Maintaining dashboards and analytics is hard and only gets harder as you further unlock the world of self-serve analytics. This makes sense. More stuff being created means more stuff that can break or slip between the cracks. This post explores the “dashboard maintenance” problem more in-depth and lays out one potential way to address it.

Things Fall Apart

As I mentioned before, metrics and visualizations inevitably break over time. Maybe you released some product changes that affect what things mean. Maybe you made a transformation-layer change to the underlying data. Maybe there’s an issue with your event tracking setup. There are a number of things that can go wrong at any moment. This is a problem, but not the problem.

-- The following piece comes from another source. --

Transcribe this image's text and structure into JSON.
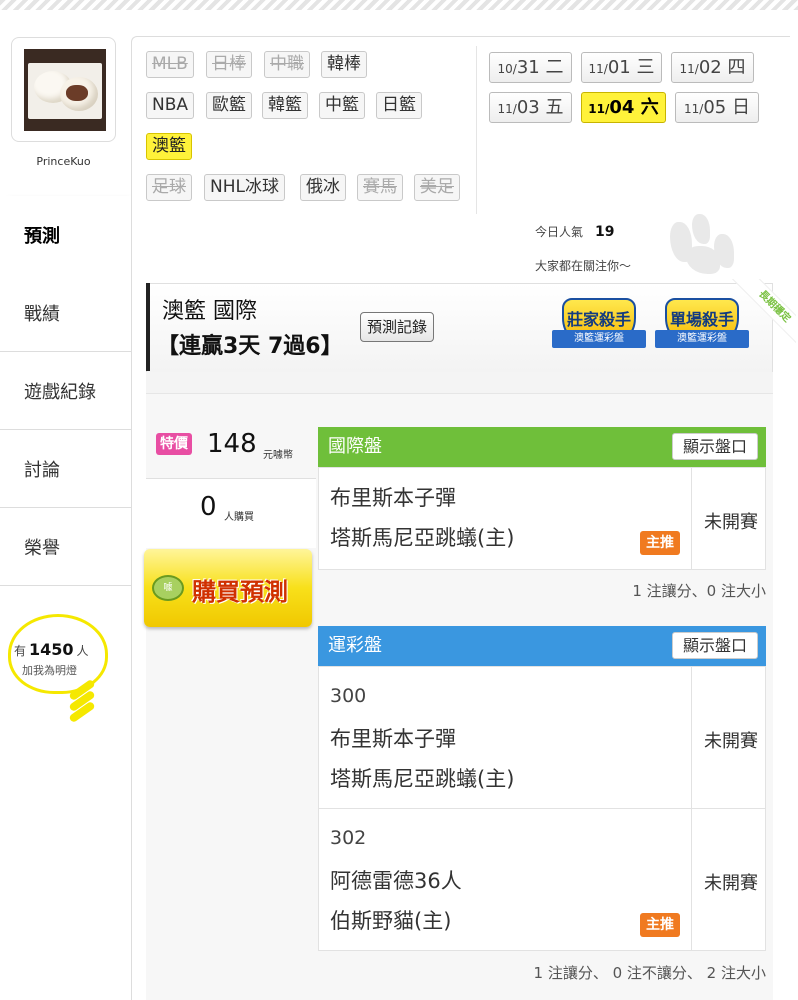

The real problem isn’t that things break. It’s that we do a poor job of effectively surfacing the things that break, and prioritizing which of them are important enough to fix.

A Solution

When your organization hits 50 people or even before that, it’s not scalable for your analytics team to moderate your entire analytics workspace. You need your analytics end-users to help moderate. This means Product Managers, Marketers, Designers, and the rest of the bunch. Some refer to this as "bottoms-up content moderation" in practice. The "bottoms-up" part is the important aspect to understand, and the harder part to get right. So what might it look like? Let’s imagine a better workflow:

  1. Jess from Design sees a line chart in which the total drops to zero out of nowhere. That’s weird. Right?
  2. She signals to analytics that something is going on here. This could be done informally through Slack or another messenger. Even better if it happens within the analytics platform through comments or a flagging feature.
  3. This continues to happen over time. Sarah from Product does the same on another chart. James from Sales follows suit and flags another chart. And on. Let the bottoms-up feedback flow and flow frequently.
  4. There’s a catch: Analytics all of a sudden has a giant backlog of “bugs” or “weirdness” to evaluate and potentially refactor. They are also trying to make progress on big project X and Y but this intimidating backlog continues to grow and get in the way. This isn’t fun for any analyst, but there’s an age-old tool to make this a bit nicer: prioritization.
  5. Saying that Analytics should prioritize isn’t a solution by itself. Sure, it's possible, but it's a hassle and another barrier to fixing things. It would be better if things were prioritized automatically. This is where flagging is quite nice. If your analytics platform knows that something is flagged “This looks wrong” and it also knows which dashboards are used most often, then you could imagine a pretty straightforward path to a stack-ordered list of "things to look at" for analysts. Isn’t that nicer?
  6. Now Analytics can confidently fix only the things that matter most by leaning an automatically-generated prioritized ranking, and some common sense of course. They check out the charts in question and push changes. Things are humming again in Chart A and Chart B. Now it’s time to close the loop. They can manually ping the people that flagged this chart in their messenger of choice, or even better, they can tell the analytics platform that the chart is up to date and it pings the concerned parties with any additional context included.
  7. Keeping things within the analytics platform has one big benefit: automated documentation. Being able to see when something broke, why it broke, and what the changes looked like, is kind of a super power for analytics teams. And you don’t have to go out of your way to achieve that here. It just happens organically. Which is great.

Summary

So that’s the gist of this proposal. Take the scattered and failure-prone workflow that exists today for moderating analytics content and tighten it up. Bring it within the analytics platform itself. Keep all parties in the loop. Gather explicit data and automate documentation. Maybe this would work, maybe it wouldn't. But there's only one way to find out: Build the thing and see what happens.